In its fair measure, salt is beneficial for health, since it is an essential mineral for the body. The recommended daily consumption of salt is: * Adults: 2 grams of sodium (equivalent to 5 grams of salt or a teaspoon of coffee). * Children: between 7 and 10 years old: they should not exceed 4 grams a day, and those under 7, 3 grams.

If we think about the amount of salt we consume daily, it far exceeds the recommended dose. According to Better with Health, excessive consumption of salt causes the following problems in the body:

  • Elevation of blood presure

  • Heart attacks

  • Strokes

  • Fluid retention

  • Osteoporosis

  • Gastric diseases

  • Obesity

  • Asthma

  • Cognitive problems

Foods with more salt

According to the Health site, these are the foods that contain more salt, and that we consume almost daily, increasing without realizing the maximum recommended dose of sodium.

Sauces and dressings

A two-tablespoon serving of salad dressing or barbecue sauce can contain 300 mg of sodium (which is 10-15% of the daily dose)

Cottagge cheese

It’s high in protein and is a favorite for breakfast and some meals, but a cup of this spreadable cheese can have up to 1 gram of sodium – that’s about half of what you need in a day.

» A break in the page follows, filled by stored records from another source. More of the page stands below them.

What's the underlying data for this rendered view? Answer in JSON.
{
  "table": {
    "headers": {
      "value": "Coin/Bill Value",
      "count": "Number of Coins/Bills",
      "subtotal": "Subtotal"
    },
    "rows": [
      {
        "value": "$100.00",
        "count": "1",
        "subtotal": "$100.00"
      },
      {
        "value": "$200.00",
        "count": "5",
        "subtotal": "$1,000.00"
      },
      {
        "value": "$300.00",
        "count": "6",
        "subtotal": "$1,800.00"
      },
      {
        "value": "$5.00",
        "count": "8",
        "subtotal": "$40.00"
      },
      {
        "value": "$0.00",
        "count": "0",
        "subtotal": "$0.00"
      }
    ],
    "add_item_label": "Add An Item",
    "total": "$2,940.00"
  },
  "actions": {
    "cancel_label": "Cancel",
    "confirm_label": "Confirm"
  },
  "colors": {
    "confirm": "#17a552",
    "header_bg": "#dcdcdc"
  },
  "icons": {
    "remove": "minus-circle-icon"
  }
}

Although they seem healthy, and even if the sugar-free option is chosen, breakfast cereals can have 180 to 300 mg of sodium per serving. A 275 gram package of cereal usually has about 4 grams of salt, so unless you are eating the whole package, you can eat a few tablespoons of cereal a day.


Do you know how food is preserved in the can for a long time? Yes, you guessed it, with salt. Salt was used in time immemorial to preserve food, and canned foods are no exception.


Nothing healthier than a soup right? Unless the soup is your grandmother’s, store-bought soups or bouillon cubes to make soup contain a significant amount of sodium, with a single bowl of soup having half the sodium required in a day.

Low sodium foods

When you buy a food reduced in sodium, it does not mean that it has no or little sodium, but that it is reduced compared to its original version of the product. In other words, if a package of cookies had 1 gram of sodium in total, the “reduced” version will have only 25% less, and that number is still high.

A good habit for health

Reducing salt intake can benefit us in many ways. If you have children, try also to educate their palate so that they do not get too used to salty flavors. Also, if you want to gradually reduce the consumption of salt in your family, you can choose to include new flavors and condiments that enhance the taste of the preparations without having to add more salt; for example, using aromatic herbs such as rosemary, thyme, bay leaf and oregano, among others.

In the meantime, do not take the salt shaker to the table and start to salt your meals less little by little, for the sake of your health and that of your whole family. And do you have a hard time reducing your salt intake?